The function \(f(x)=\frac{x+1}{x^2+1}\) has second derivative \(f''(x)=2\,\frac{x^3-3x+3x^2-1}{({x^2+1})^3}\) of which roots are \(x_1=1\), \(x_2=-2+\sqrt{3}\) and \(x_3=-2-\sqrt{3}\).

It's easy to check that \((x_1,f(x_1))\), \((x_2,f(x_2))\) and \((x_3,f(x_3))\) are the three points of inflection of curve \(y=\frac{x+1}{x^2+1}\).

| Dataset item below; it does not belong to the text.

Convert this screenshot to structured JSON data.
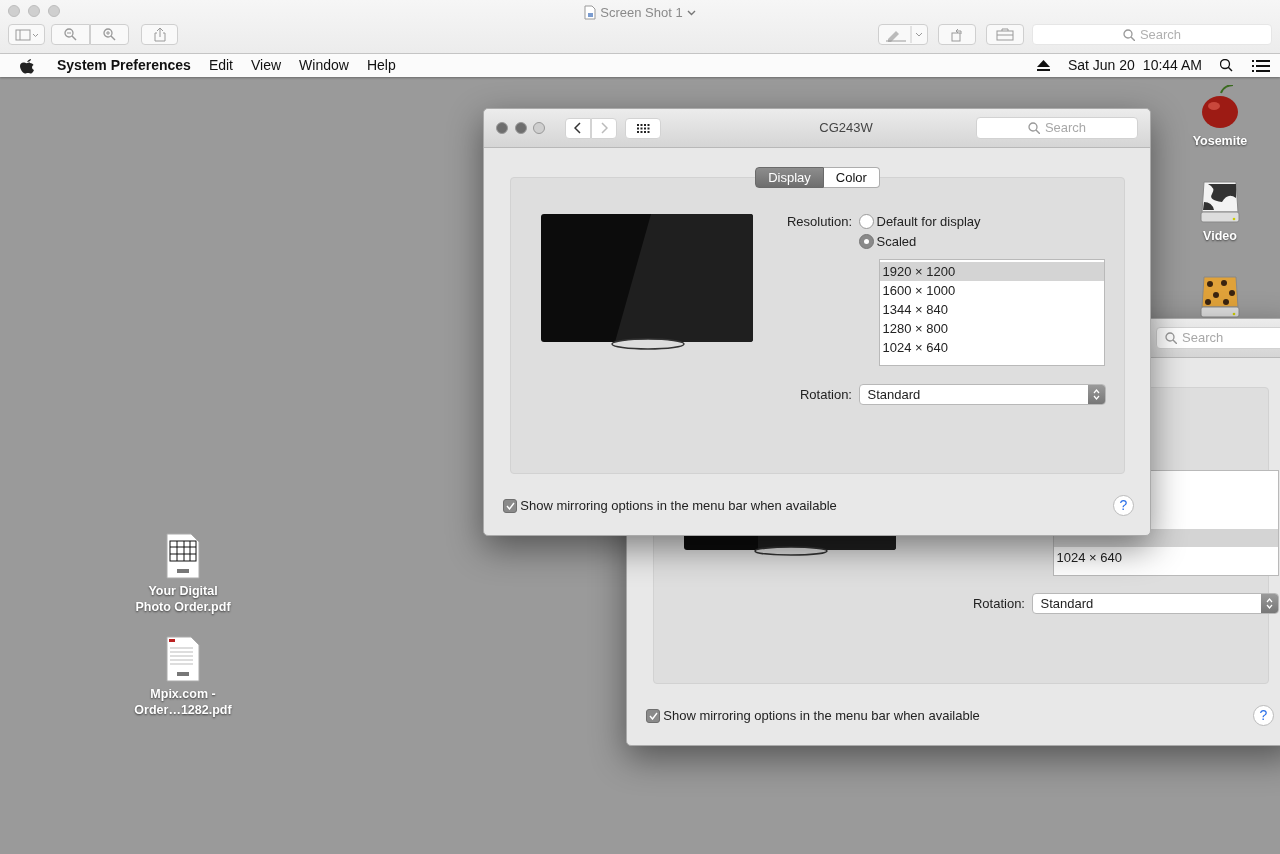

Because the difference quotients \(\frac{f(1)-f(-2+\sqrt{3}\,)}{1-(-2+\sqrt{3}\,)}=\frac{1}{4}\frac {-9+5\,\sqrt{3}}{(-2+\sqrt {3}\,)(3-\sqrt{3}\,)}\)and \(\frac{f(1)-f(-2-\sqrt{3}\,)}{1-(-2-\sqrt{3}\,)}=\frac{1}{4}\frac {9+5\,\sqrt{3}}{(2+\sqrt {3}\,)(3+\sqrt{3}\,)}\) are both equal to \(\frac{1}{4}\), we have that the three points of inflection lie on one straight line.